Most of us could use an extra $1,200 a year. That’s how much each and every one of us are paying to subsidize offshore tax havens and corporate tax dodgers. A new report from the United States Public Interest Research Group says that corporations and the rich skip out on $184 billion in state and federal income taxes every year by using “complicated accounting tricks to shift their profits to offshore tax havens.” And, those devious tactics also give huge companies an unfair advantage over small businesses. The Mom-and-Pop shops end up paying much higher tax rates because they can’t afford to participate in these complex tax avoidance schemes. Huge corporations actually get tax refunds from the government, while you and me, and our local, small businesses, get stuck with the brunt of the bill. Enough is enough, and it’s time to close these loopholes and force these corporations to pay up.

All work and no play is not the only way to make a profit. An online education company called Treehouse is proving that giving workers some time off can make a lot of economic sense. Employees at that company only work four days a week, but that make the same salary as other technology workers. While many pro-business groups argue that shorter weeks mean lower profits, Treehouse generates more than $10 million a year and caters to more than 70,000 customers. CEO Ryan Carson says that his company benefits from rested employees and higher morale, which leads to better productivity when they are in the office. He explained, “Thirty-two hours of higher quality work is better than 40 hours of lower quality work.” And, he finds that it’s easier to recruit top talent, as prospective employees are drawn to the possibility of shorter weeks with equal pay. Not every business can take three-day weekends, but Carson explained that so-called rolling schedules – where some people work Monday through Thursday, and others work Tuesday through Friday – can make shorter weeks possible in many other work places. The fact is, more time at the office doesn’t always mean more work, and Treehouse proves that it also doesn’t mean more profits.

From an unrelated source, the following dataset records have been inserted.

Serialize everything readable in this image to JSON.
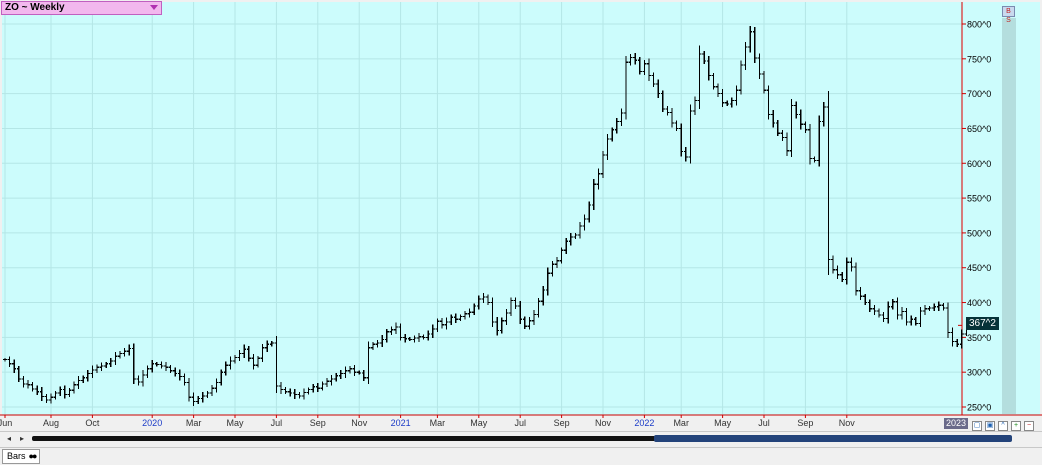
{
  "symbol_selector": {
    "label": "ZO ~ Weekly"
  },
  "last_price_label": "367^2",
  "year_flag": "2023",
  "bottom_tab": {
    "label": "Bars"
  },
  "corner_button": "B S",
  "colors": {
    "plot_background": "#ccfcfc",
    "grid": "#b4e6e6",
    "bars": "#000000",
    "axis": "#cc0000",
    "year_label": "#1c3cc8",
    "month_label": "#333333"
  },
  "chart_data": {
    "type": "ohlc",
    "timeframe": "Weekly",
    "y_axis": {
      "min": 250,
      "max": 800,
      "ticks": [
        250,
        300,
        350,
        400,
        450,
        500,
        550,
        600,
        650,
        700,
        750,
        800
      ],
      "tick_labels": [
        "250^0",
        "300^0",
        "350^0",
        "400^0",
        "450^0",
        "500^0",
        "550^0",
        "600^0",
        "650^0",
        "700^0",
        "750^0",
        "800^0"
      ]
    },
    "x_axis": {
      "labels": [
        {
          "text": "Jun",
          "bar": 0,
          "year": false
        },
        {
          "text": "Aug",
          "bar": 10,
          "year": false
        },
        {
          "text": "Oct",
          "bar": 19,
          "year": false
        },
        {
          "text": "2020",
          "bar": 32,
          "year": true
        },
        {
          "text": "Mar",
          "bar": 41,
          "year": false
        },
        {
          "text": "May",
          "bar": 50,
          "year": false
        },
        {
          "text": "Jul",
          "bar": 59,
          "year": false
        },
        {
          "text": "Sep",
          "bar": 68,
          "year": false
        },
        {
          "text": "Nov",
          "bar": 77,
          "year": false
        },
        {
          "text": "2021",
          "bar": 86,
          "year": true
        },
        {
          "text": "Mar",
          "bar": 94,
          "year": false
        },
        {
          "text": "May",
          "bar": 103,
          "year": false
        },
        {
          "text": "Jul",
          "bar": 112,
          "year": false
        },
        {
          "text": "Sep",
          "bar": 121,
          "year": false
        },
        {
          "text": "Nov",
          "bar": 130,
          "year": false
        },
        {
          "text": "2022",
          "bar": 139,
          "year": true
        },
        {
          "text": "Mar",
          "bar": 147,
          "year": false
        },
        {
          "text": "May",
          "bar": 156,
          "year": false
        },
        {
          "text": "Jul",
          "bar": 165,
          "year": false
        },
        {
          "text": "Sep",
          "bar": 174,
          "year": false
        },
        {
          "text": "Nov",
          "bar": 183,
          "year": false
        }
      ]
    },
    "last_price": 367.25,
    "closes": [
      318,
      312,
      305,
      290,
      283,
      282,
      276,
      272,
      265,
      260,
      264,
      270,
      275,
      268,
      274,
      282,
      288,
      292,
      298,
      303,
      307,
      309,
      312,
      316,
      323,
      327,
      330,
      334,
      290,
      286,
      296,
      305,
      312,
      311,
      309,
      307,
      302,
      298,
      294,
      285,
      264,
      258,
      262,
      266,
      270,
      277,
      285,
      300,
      310,
      316,
      321,
      327,
      333,
      320,
      310,
      320,
      335,
      340,
      342,
      280,
      275,
      272,
      270,
      268,
      266,
      271,
      275,
      279,
      277,
      283,
      287,
      290,
      295,
      298,
      302,
      305,
      300,
      299,
      292,
      335,
      340,
      342,
      347,
      358,
      361,
      365,
      350,
      348,
      347,
      349,
      351,
      350,
      355,
      362,
      373,
      368,
      372,
      379,
      376,
      380,
      384,
      386,
      395,
      405,
      408,
      400,
      372,
      360,
      374,
      385,
      403,
      395,
      376,
      366,
      374,
      383,
      402,
      418,
      442,
      455,
      460,
      475,
      488,
      494,
      497,
      510,
      520,
      540,
      570,
      585,
      612,
      635,
      648,
      660,
      672,
      745,
      752,
      748,
      732,
      743,
      726,
      714,
      700,
      678,
      673,
      658,
      650,
      617,
      609,
      675,
      690,
      757,
      747,
      726,
      710,
      700,
      687,
      685,
      690,
      705,
      741,
      767,
      789,
      751,
      728,
      705,
      670,
      658,
      643,
      637,
      618,
      683,
      670,
      656,
      648,
      607,
      604,
      660,
      681,
      462,
      447,
      440,
      433,
      458,
      451,
      417,
      409,
      400,
      391,
      388,
      382,
      377,
      394,
      401,
      382,
      387,
      372,
      376,
      370,
      388,
      391,
      392,
      394,
      396,
      392,
      357,
      344,
      340,
      355,
      365,
      367
    ]
  }
}
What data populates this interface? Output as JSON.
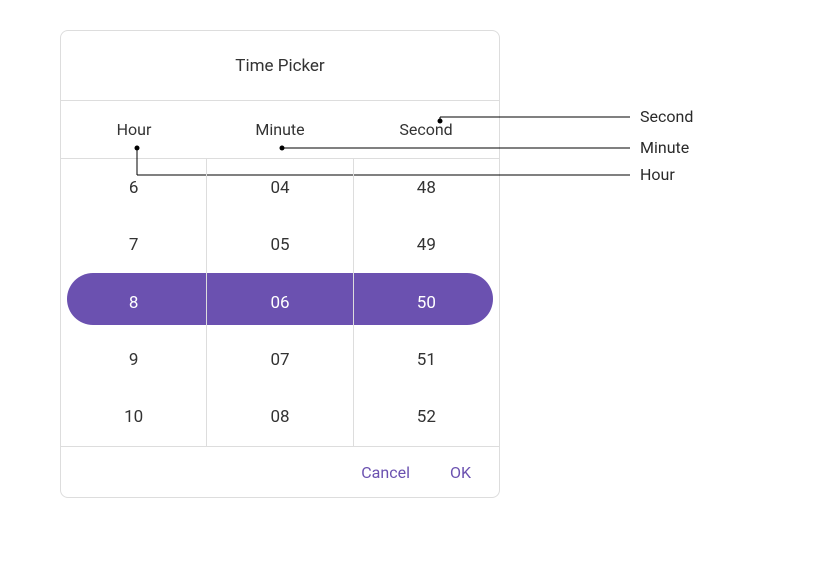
{
  "title": "Time Picker",
  "headers": {
    "hour": "Hour",
    "minute": "Minute",
    "second": "Second"
  },
  "columns": {
    "hour": {
      "items": [
        "6",
        "7",
        "8",
        "9",
        "10"
      ],
      "selectedIndex": 2
    },
    "minute": {
      "items": [
        "04",
        "05",
        "06",
        "07",
        "08"
      ],
      "selectedIndex": 2
    },
    "second": {
      "items": [
        "48",
        "49",
        "50",
        "51",
        "52"
      ],
      "selectedIndex": 2
    }
  },
  "footer": {
    "cancel": "Cancel",
    "ok": "OK"
  },
  "annotations": {
    "second": "Second",
    "minute": "Minute",
    "hour": "Hour"
  },
  "colors": {
    "accent": "#6b51b0"
  }
}
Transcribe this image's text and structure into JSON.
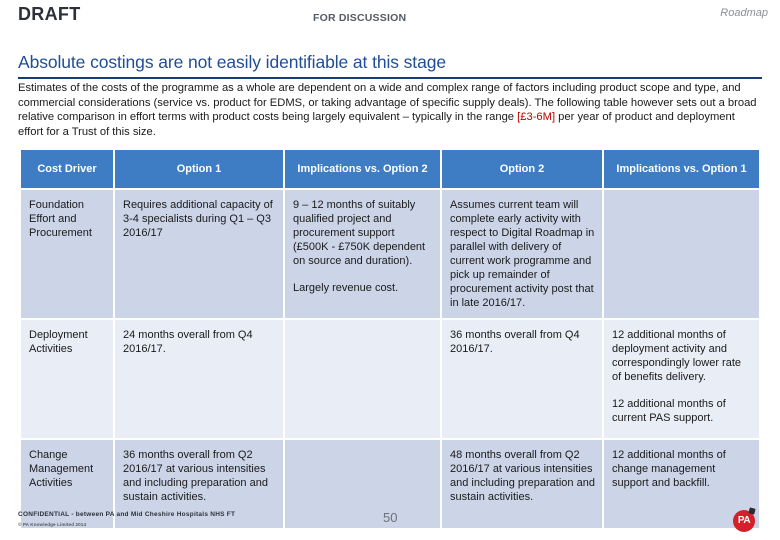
{
  "header": {
    "draft_label": "DRAFT",
    "status_label": "FOR DISCUSSION",
    "deck_name": "Roadmap"
  },
  "slide": {
    "title": "Absolute costings are not easily identifiable at this stage",
    "intro_part_1": "Estimates of the costs of the programme as a whole are dependent on a wide and complex range of factors including product scope and type, and commercial considerations (service vs. product for EDMS, or taking advantage of specific supply deals).  The following table however sets out a broad relative comparison in effort terms with product costs being largely equivalent – typically in the range ",
    "intro_cost_range": "[£3-6M]",
    "intro_part_2": " per year of product and deployment effort for a Trust of this size."
  },
  "table": {
    "columns": [
      "Cost Driver",
      "Option 1",
      "Implications vs. Option 2",
      "Option 2",
      "Implications vs. Option 1"
    ],
    "rows": [
      {
        "driver": "Foundation Effort and Procurement",
        "option_1": [
          "Requires additional capacity of 3-4 specialists during Q1 – Q3 2016/17"
        ],
        "implications_vs_option_2": [
          "9 – 12 months of suitably qualified project and procurement support (£500K - £750K dependent on source and duration).",
          "Largely revenue cost."
        ],
        "option_2": [
          "Assumes current team will complete early activity with respect to Digital Roadmap in parallel with delivery of current work programme and pick up remainder of procurement activity post that in late 2016/17."
        ],
        "implications_vs_option_1": []
      },
      {
        "driver": "Deployment Activities",
        "option_1": [
          "24 months overall from Q4 2016/17."
        ],
        "implications_vs_option_2": [],
        "option_2": [
          "36 months overall from Q4 2016/17."
        ],
        "implications_vs_option_1": [
          "12 additional months of deployment activity and correspondingly lower rate of benefits delivery.",
          "12 additional months of current PAS support."
        ]
      },
      {
        "driver": "Change Management Activities",
        "option_1": [
          "36 months overall from Q2 2016/17 at various intensities and including preparation and sustain activities."
        ],
        "implications_vs_option_2": [],
        "option_2": [
          "48 months overall from Q2 2016/17 at various intensities and including preparation and sustain activities."
        ],
        "implications_vs_option_1": [
          "12 additional months of change management support and backfill."
        ]
      }
    ]
  },
  "footer": {
    "confidential": "CONFIDENTIAL - between PA and Mid Cheshire Hospitals NHS FT",
    "copyright": "© PA Knowledge Limited 2014",
    "page_number": "50",
    "logo_text": "PA"
  },
  "colors": {
    "title_blue": "#1f4e96",
    "rule_blue": "#1a3b6e",
    "header_blue": "#3e7cc4",
    "band_dark": "#ccd5e8",
    "band_light": "#e9edf6",
    "cost_red": "#c00000",
    "logo_red": "#d3202b"
  }
}
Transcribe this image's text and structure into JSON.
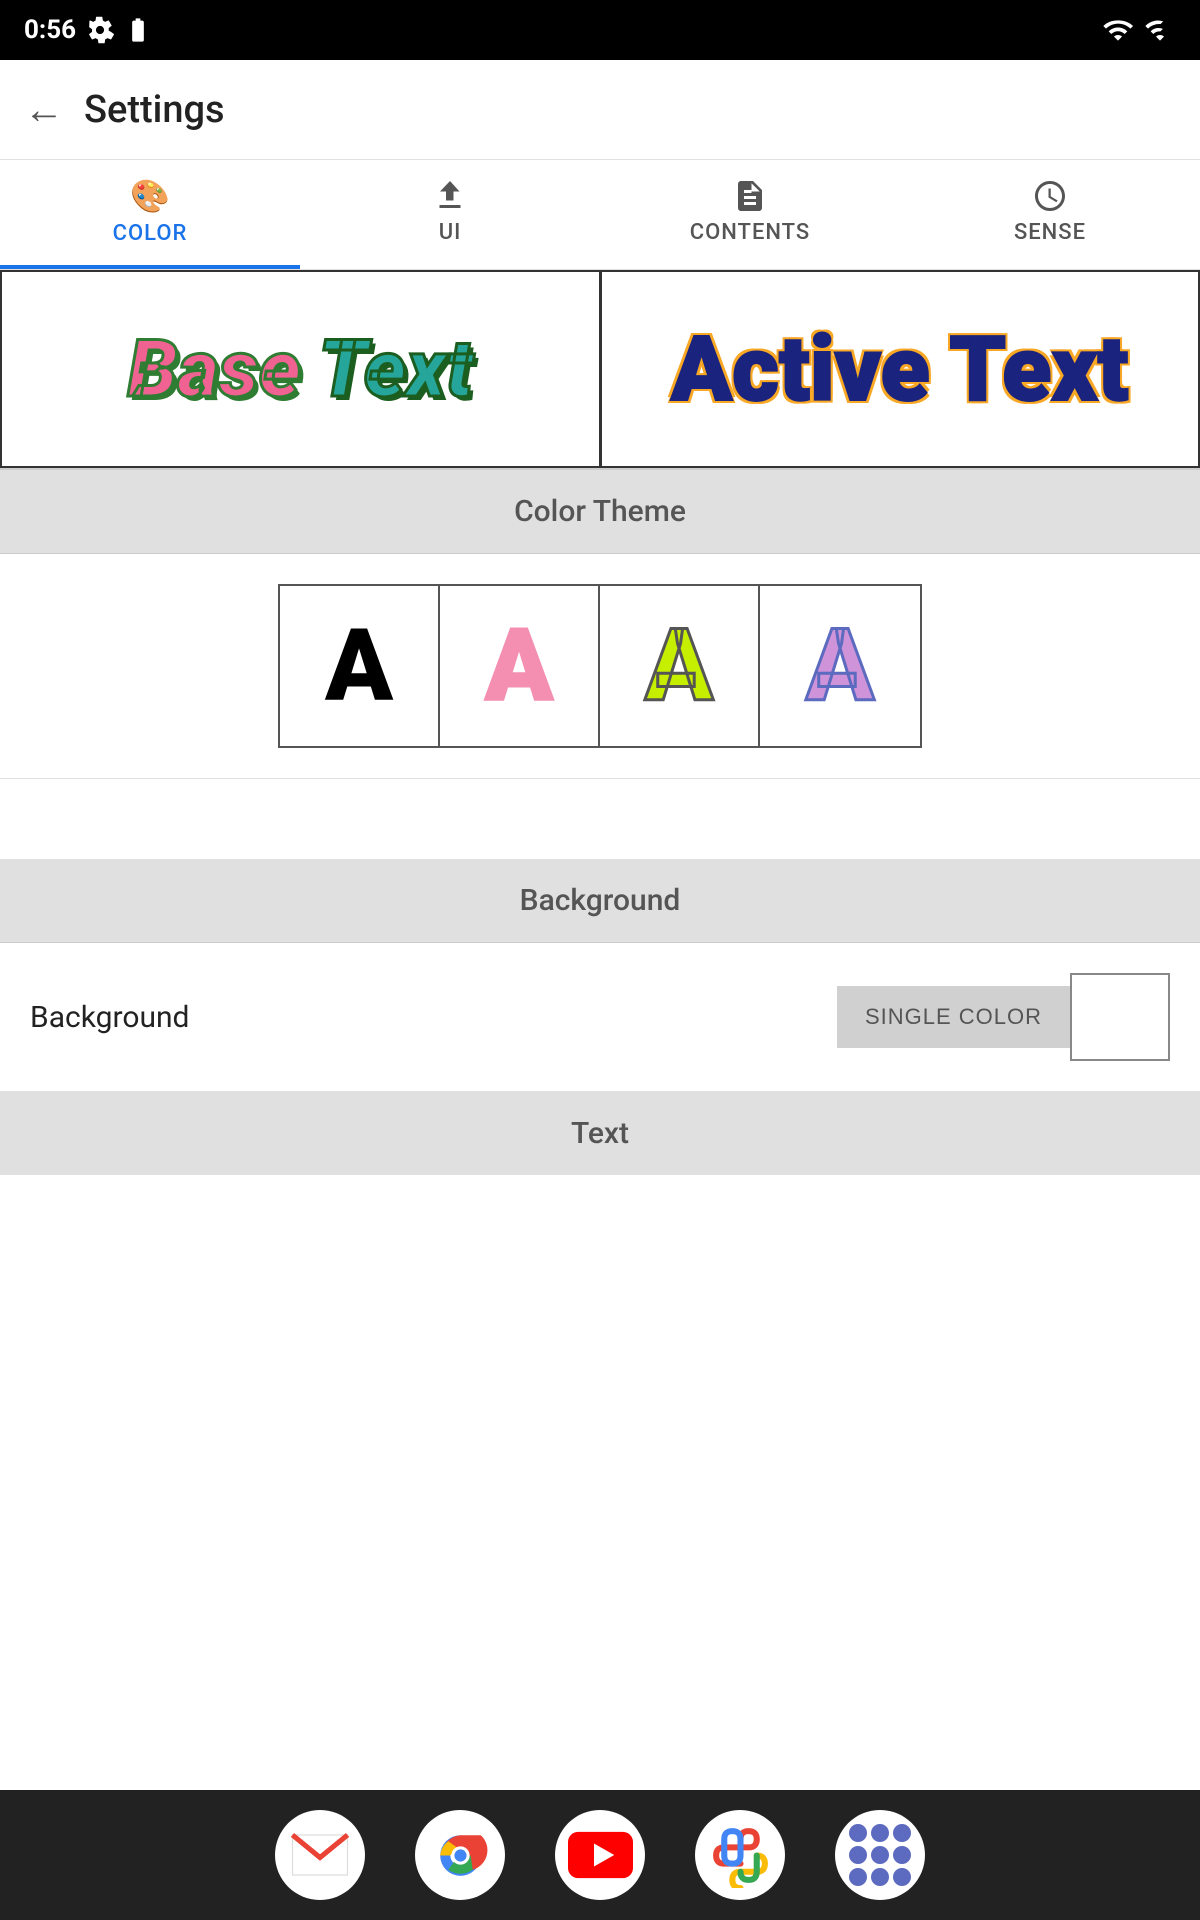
{
  "statusBar": {
    "time": "0:56",
    "wifiIcon": "wifi-icon",
    "signalIcon": "signal-icon"
  },
  "appBar": {
    "backLabel": "←",
    "title": "Settings"
  },
  "tabs": [
    {
      "id": "color",
      "label": "COLOR",
      "icon": "palette",
      "active": true
    },
    {
      "id": "ui",
      "label": "UI",
      "icon": "download",
      "active": false
    },
    {
      "id": "contents",
      "label": "CONTENTS",
      "icon": "document",
      "active": false
    },
    {
      "id": "sense",
      "label": "SENSE",
      "icon": "clock",
      "active": false
    }
  ],
  "preview": {
    "baseTextLeft": "Base",
    "baseTextRight": "Text",
    "activeText": "Active Text"
  },
  "colorTheme": {
    "sectionLabel": "Color Theme",
    "options": [
      {
        "letter": "A",
        "style": "black"
      },
      {
        "letter": "A",
        "style": "pink"
      },
      {
        "letter": "A",
        "style": "green"
      },
      {
        "letter": "A",
        "style": "purple"
      }
    ]
  },
  "background": {
    "sectionLabel": "Background",
    "rowLabel": "Background",
    "singleColorLabel": "SINGLE COLOR"
  },
  "text": {
    "sectionLabel": "Text"
  },
  "bottomNav": {
    "apps": [
      "gmail",
      "chrome",
      "youtube",
      "photos",
      "apps"
    ]
  }
}
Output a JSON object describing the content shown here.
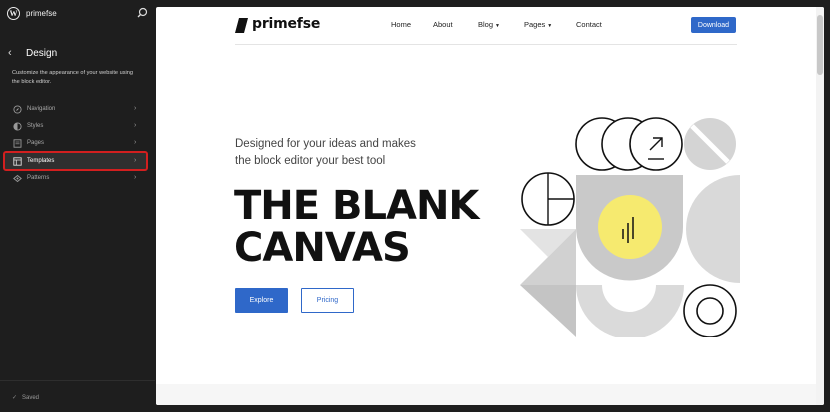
{
  "sidebar": {
    "site_name": "primefse",
    "panel_title": "Design",
    "panel_description": "Customize the appearance of your website using the block editor.",
    "items": [
      {
        "label": "Navigation",
        "icon": "navigation-icon"
      },
      {
        "label": "Styles",
        "icon": "styles-icon"
      },
      {
        "label": "Pages",
        "icon": "pages-icon"
      },
      {
        "label": "Templates",
        "icon": "templates-icon",
        "active": true
      },
      {
        "label": "Patterns",
        "icon": "patterns-icon"
      }
    ],
    "status": "Saved"
  },
  "site": {
    "brand": "primefse",
    "menu": [
      {
        "label": "Home"
      },
      {
        "label": "About"
      },
      {
        "label": "Blog",
        "has_submenu": true
      },
      {
        "label": "Pages",
        "has_submenu": true
      },
      {
        "label": "Contact"
      }
    ],
    "cta_label": "Download",
    "hero": {
      "subtitle_line1": "Designed for your ideas and makes",
      "subtitle_line2": "the block editor your best tool",
      "title_line1": "THE BLANK",
      "title_line2": "CANVAS",
      "primary_button": "Explore",
      "secondary_button": "Pricing"
    }
  },
  "colors": {
    "accent": "#2f68c9",
    "highlight_outline": "#d21f1f",
    "art_yellow": "#f6ea6f",
    "art_gray": "#c9c9c9"
  }
}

How would you like to have your mail handled by Staples. Well, thanks to a backroom deal made back in 2013, that’s exactly what’s happening in many areas. The United States Postal Service has established a pilot program to have non-union, low-wage workers handle our mail in 80 Staples stores throughout the country. Not only does this deal undercut postal unions, but it poses a serious threat to the security of our mail. Privatizing thid vital service means that delivery could be interrupted, and it means that poorly-trained, low-wage workers will be in charge of one of our last forms of completely private communication. Handing our mail over to Staples also means that the Post Office will be denied more much-needed revenue, which will worsen existing budget problems. We don’t need or want private companies handling our mail, and it certainly won’t help save the Post Office. We must protect this institution by demanding that our mail stays out of the hands of private corporations.

And finally… Some California lawmakers want to take action on excessive CEO pay. Last week, that state Senate advanced legislation from State Senators Mark DeSaulnier and Loni Hancock that would impose higher tax rates on companies with exorbitant executive pay. Although that bill is unlikely to pass in the full state legislature, it could be an effective way to close the gap between worker and CEO pay. Companies who pay their CEOs less than 100 times what their median employee makes would actually get a tax cut. However, businesses that have CEO-to-worker pay ratios above that mark would see their taxes go up by about five percent. Considering that in 2012, the average CEO made 273 times the pay of an average worker, this plan could have a huge impact on pay disparity. And, it could bring in some much-needed revenue to states all around our nation. No one worker is 300 times more valuable than the lowest paid employee, and it’s about time that our paychecks start reflecting that.

And that’s the way it is – for the week of April 28, 2014 – I’m Thom Hartmann – on the Economic and Labor News.